1. Apostol, page 509, problem 12. This is the proof that Apostol
omits on page 494.
2. Section 13.18, page 500, problem 2.
3. You have to deliver crucial supplies using airplanes with very unreliable
engines. Each engine has a probability p of lasting for the entire
flight, and engine failures are independent events. If half
or more of the engines fail, the plane crashes. Your choice is between
using two-engine planes, which crash if either engine fails, or 4-engine
planes, which crash if two or more engines fail.
a. What is the probability that exactly three engines on a four-engine
plane will survive?
b. Determine for what value of p the probability that a plane will
not crash is the same for 2-engine and 4-engine planes.
c.

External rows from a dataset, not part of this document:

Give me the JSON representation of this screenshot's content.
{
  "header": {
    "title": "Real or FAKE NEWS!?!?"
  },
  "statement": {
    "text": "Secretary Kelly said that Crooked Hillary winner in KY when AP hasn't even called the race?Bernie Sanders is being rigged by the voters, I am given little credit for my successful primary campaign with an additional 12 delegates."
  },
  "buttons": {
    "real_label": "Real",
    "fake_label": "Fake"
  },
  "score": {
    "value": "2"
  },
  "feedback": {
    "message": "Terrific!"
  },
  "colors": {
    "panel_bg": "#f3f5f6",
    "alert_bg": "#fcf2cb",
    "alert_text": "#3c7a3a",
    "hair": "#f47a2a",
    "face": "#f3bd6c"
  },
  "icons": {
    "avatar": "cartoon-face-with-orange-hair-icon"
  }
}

For this value of p, would 6-engine planes be a better choice?
4. Exercises 3,4, 5, and 6 on page 505. These fill in some of
the proofs that Apostol omits on page 502.

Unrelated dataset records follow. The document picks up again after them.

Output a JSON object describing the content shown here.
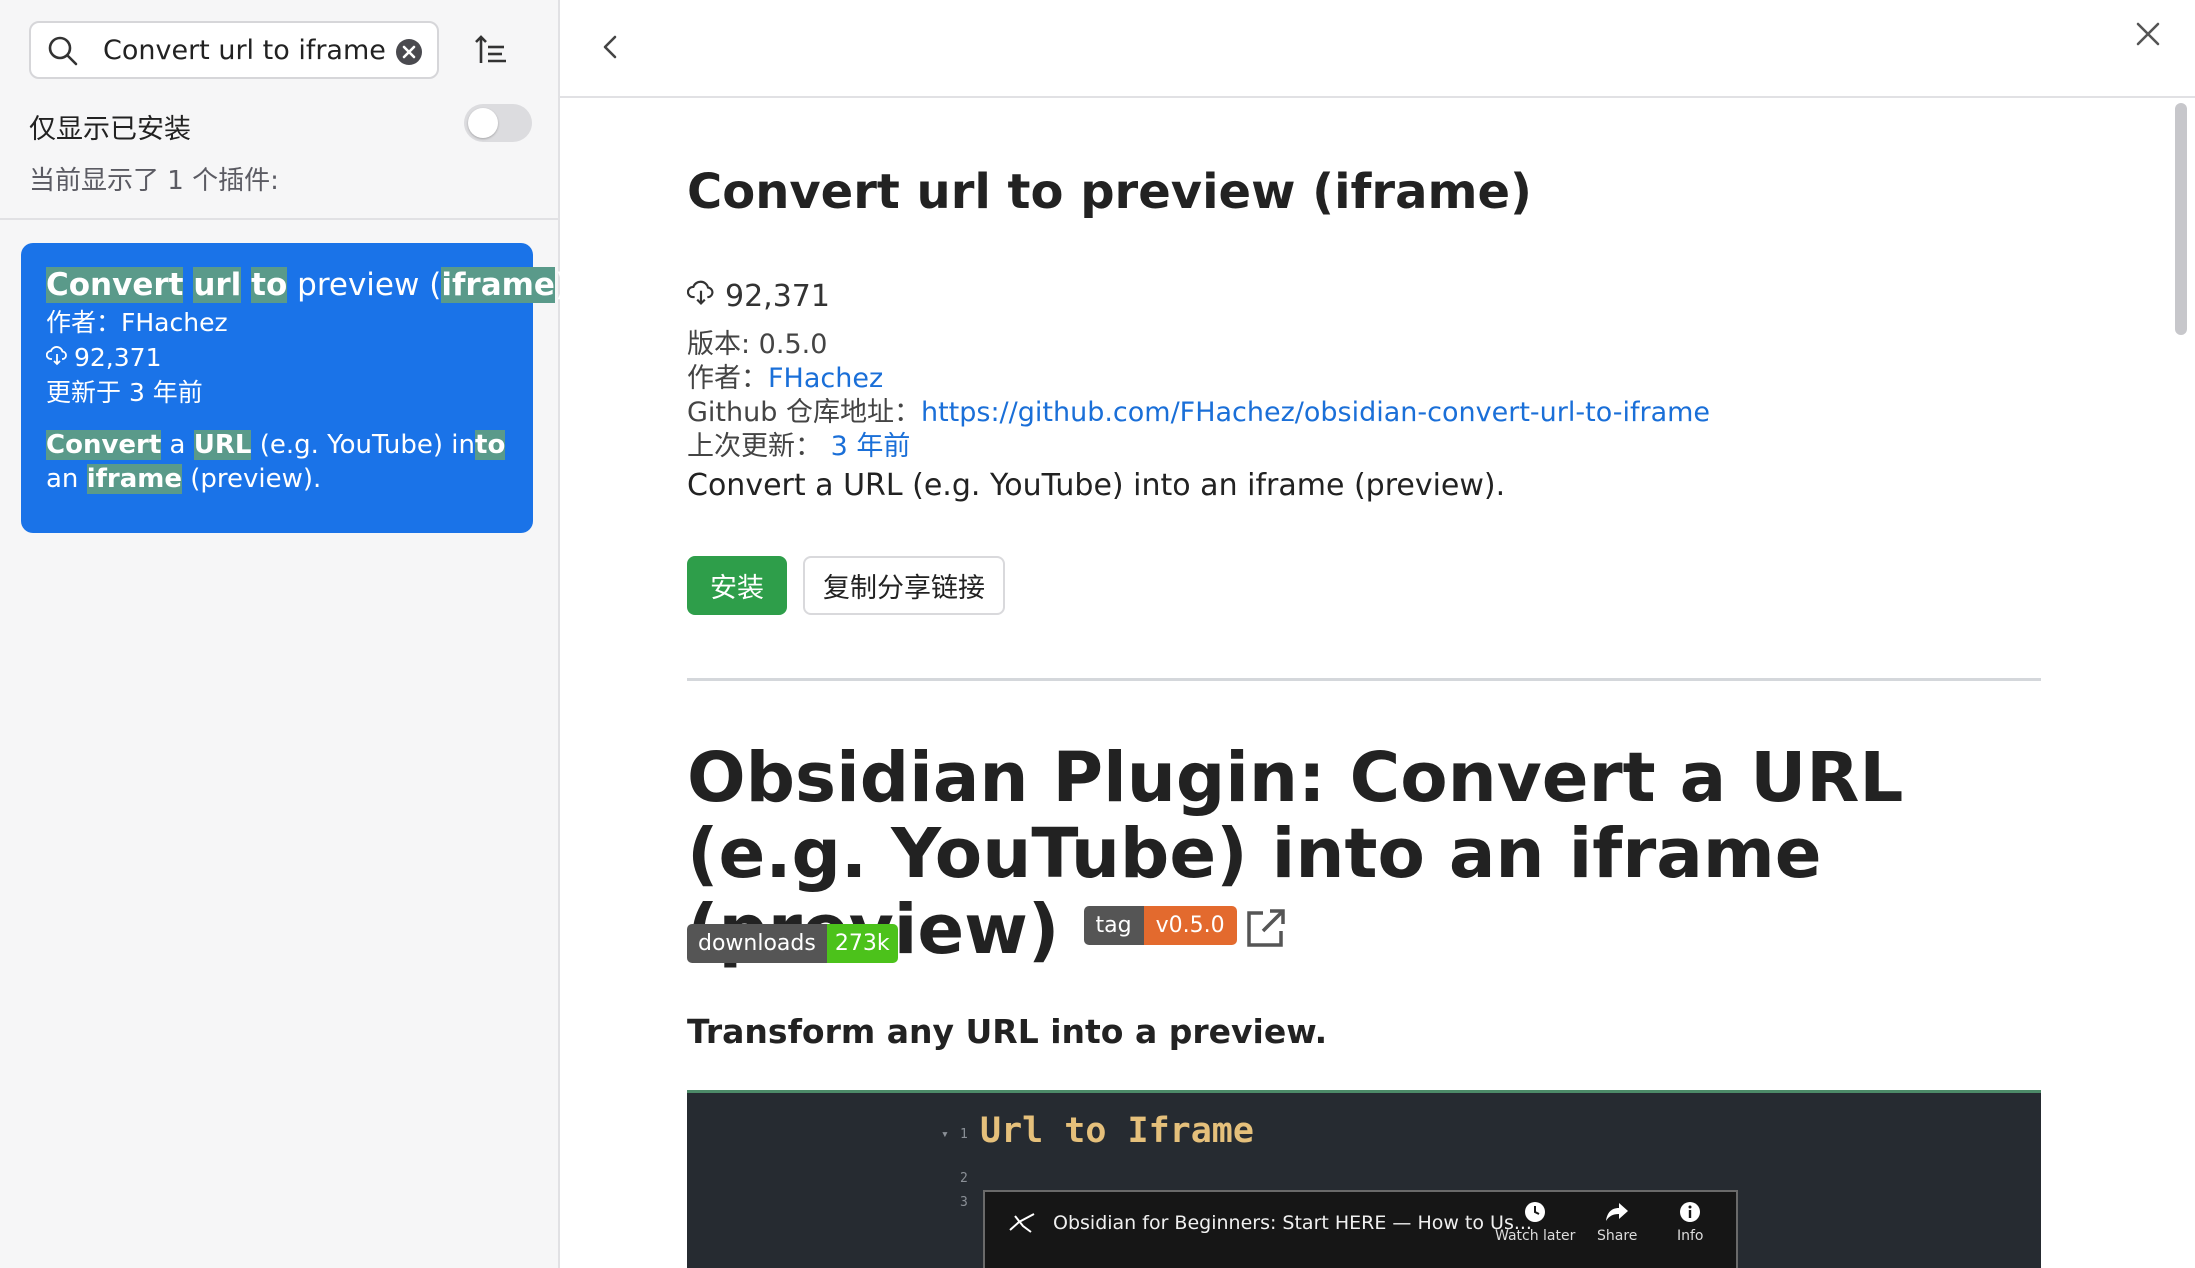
{
  "sidebar": {
    "search": {
      "value": "Convert url to iframe",
      "placeholder": ""
    },
    "installed_only_label": "仅显示已安装",
    "installed_only_checked": false,
    "count_text": "当前显示了 1 个插件:",
    "plugin_card": {
      "title_parts": [
        "Convert",
        " ",
        "url",
        " ",
        "to",
        " preview (",
        "iframe",
        ")"
      ],
      "author": "作者：FHachez",
      "downloads": "92,371",
      "updated": "更新于 3 年前",
      "description_parts": [
        "Convert",
        " a ",
        "URL",
        " (e.g. YouTube) in",
        "to",
        "an",
        " ",
        "iframe",
        " (preview)."
      ]
    }
  },
  "detail": {
    "title": "Convert url to preview (iframe)",
    "downloads": "92,371",
    "version": "版本: 0.5.0",
    "author_label": "作者：",
    "author": "FHachez",
    "github_label": "Github 仓库地址：",
    "github_url": "https://github.com/FHachez/obsidian-convert-url-to-iframe",
    "updated_label": "上次更新：",
    "updated": "3 年前",
    "description": "Convert a URL (e.g. YouTube) into an iframe (preview).",
    "install_label": "安装",
    "copy_link_label": "复制分享链接"
  },
  "readme": {
    "heading": "Obsidian Plugin: Convert a URL (e.g. YouTube) into an iframe (preview)",
    "tag_badge": {
      "label": "tag",
      "value": "v0.5.0"
    },
    "downloads_badge": {
      "label": "downloads",
      "value": "273k"
    },
    "subheading": "Transform any URL into a preview.",
    "preview": {
      "line_numbers": [
        "1",
        "2",
        "3"
      ],
      "heading": "Url to Iframe",
      "video_title": "Obsidian for Beginners: Start HERE — How to Us...",
      "controls": [
        "Watch later",
        "Share",
        "Info"
      ]
    }
  },
  "colors": {
    "accent": "#1a73e8",
    "install_green": "#2e9e4a",
    "link": "#1a6fd8",
    "badge_tag": "#e36a2e",
    "badge_downloads": "#4cc21b"
  },
  "icons": [
    "search-icon",
    "clear-icon",
    "sort-icon",
    "download-icon",
    "back-icon",
    "close-icon",
    "external-link-icon",
    "obsidian-logo-icon",
    "clock-icon",
    "share-icon",
    "info-icon"
  ]
}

5. Section 13.22, exercises 2 and 3. The answer to 3b) is 7/8.
6. Page 508, exercise 4. Apostol's answer to c) is 13/165.
7. Page 508, exercise 5. This is an example of what is called "Bayesian
inference," but from Apostol's viewpoint it is just another problem involving
conditional probabilities. Event A is "he selected the 2-headed coin"
and event B is "6 heads occurred".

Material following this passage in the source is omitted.